Larger magnitude of association between genetic risk score for BMI and BMI in later birth cohorts

WEDNESDAY, July 6, 2016 (HealthDay News) — The magnitude of the association between a multilocus genetic risk score for body mass index (GRS-BMI) and BMI is larger for individuals born in later birth cohorts, according to a study published online July 5 in the Journal of the American Medical Association.

Stefan Walter, Ph.D., from the University of California, San Francisco, and colleagues conducted an observational study involving 8,788 adults in the U.S. Health and Retirement Study born between 1900 and 1958. Participants had up to 12 BMI assessments from 1992 to 2014. A multilocus GRS-BMI was calculated as the weighted sum of alleles of 29 single-nucleotide polymorphisms associated with BMI.

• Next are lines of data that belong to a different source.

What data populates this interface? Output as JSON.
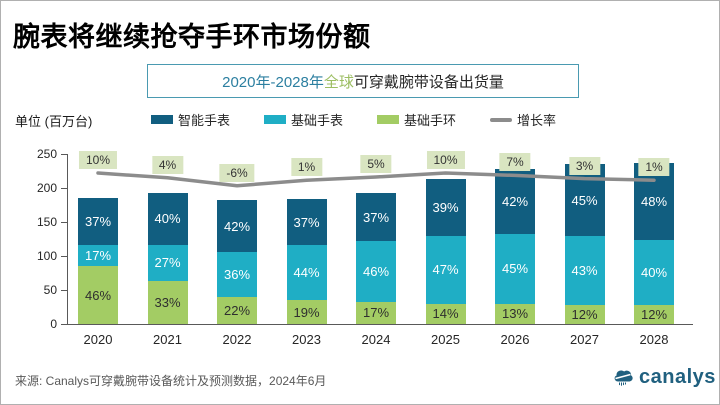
{
  "header": {
    "title": "腕表将继续抢夺手环市场份额",
    "subtitle_period": "2020年-2028年 ",
    "subtitle_scope": "全球",
    "subtitle_rest": "可穿戴腕带设备出货量"
  },
  "chart_meta": {
    "unit_label": "单位 (百万台)"
  },
  "legend": [
    {
      "label": "智能手表",
      "color": "#115e80",
      "swatch": "rect"
    },
    {
      "label": "基础手表",
      "color": "#1faec5",
      "swatch": "rect"
    },
    {
      "label": "基础手环",
      "color": "#a3cc64",
      "swatch": "rect"
    },
    {
      "label": "增长率",
      "color": "#8c8c8c",
      "swatch": "line"
    }
  ],
  "chart_data": {
    "type": "bar",
    "stacked": true,
    "title": "2020年-2028年全球可穿戴腕带设备出货量",
    "ylabel": "单位 (百万台)",
    "ylim": [
      0,
      250
    ],
    "yticks": [
      0,
      50,
      100,
      150,
      200,
      250
    ],
    "grid": false,
    "legend_position": "top",
    "categories": [
      "2020",
      "2021",
      "2022",
      "2023",
      "2024",
      "2025",
      "2026",
      "2027",
      "2028"
    ],
    "totals_millions_est": [
      185,
      193,
      182,
      184,
      193,
      213,
      228,
      235,
      237
    ],
    "series": [
      {
        "name": "智能手表",
        "color": "#115e80",
        "label_color": "#ffffff",
        "share_pct": [
          37,
          40,
          42,
          37,
          37,
          39,
          42,
          45,
          48
        ]
      },
      {
        "name": "基础手表",
        "color": "#1faec5",
        "label_color": "#ffffff",
        "share_pct": [
          17,
          27,
          36,
          44,
          46,
          47,
          45,
          43,
          40
        ]
      },
      {
        "name": "基础手环",
        "color": "#a3cc64",
        "label_color": "#2f2f2f",
        "share_pct": [
          46,
          33,
          22,
          19,
          17,
          14,
          13,
          12,
          12
        ]
      }
    ],
    "line_series": {
      "name": "增长率",
      "color": "#8c8c8c",
      "values_pct": [
        10,
        4,
        -6,
        1,
        5,
        10,
        7,
        3,
        1
      ],
      "label_bg": "#d9e5c1"
    }
  },
  "footer": {
    "source": "来源: Canalys可穿戴腕带设备统计及预测数据，2024年6月",
    "logo_text": "canalys"
  }
}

The researchers found that among 7,482 white participants and 1,306 black participants, GRS-BMI was significantly correlated with BMI. GRS-BMI accounted for 0.99 and 1.37 percent of the variation in BMI in white and black participants, respectively. More recent birth cohorts had a larger magnitude of the associations of GRS-BMI with BMI in multilevel models accounting for age. Among white participants, each unit higher GRS-BMI correlated with a difference in BMI of 1.37 and 0.17 if born after 1943 and before 1924, respectively. For black participants, the corresponding values were 3.7 and 1.44, respectively.

“This suggests that associations of known genetic variants with BMI may be modified by obesogenic environments,” the authors write.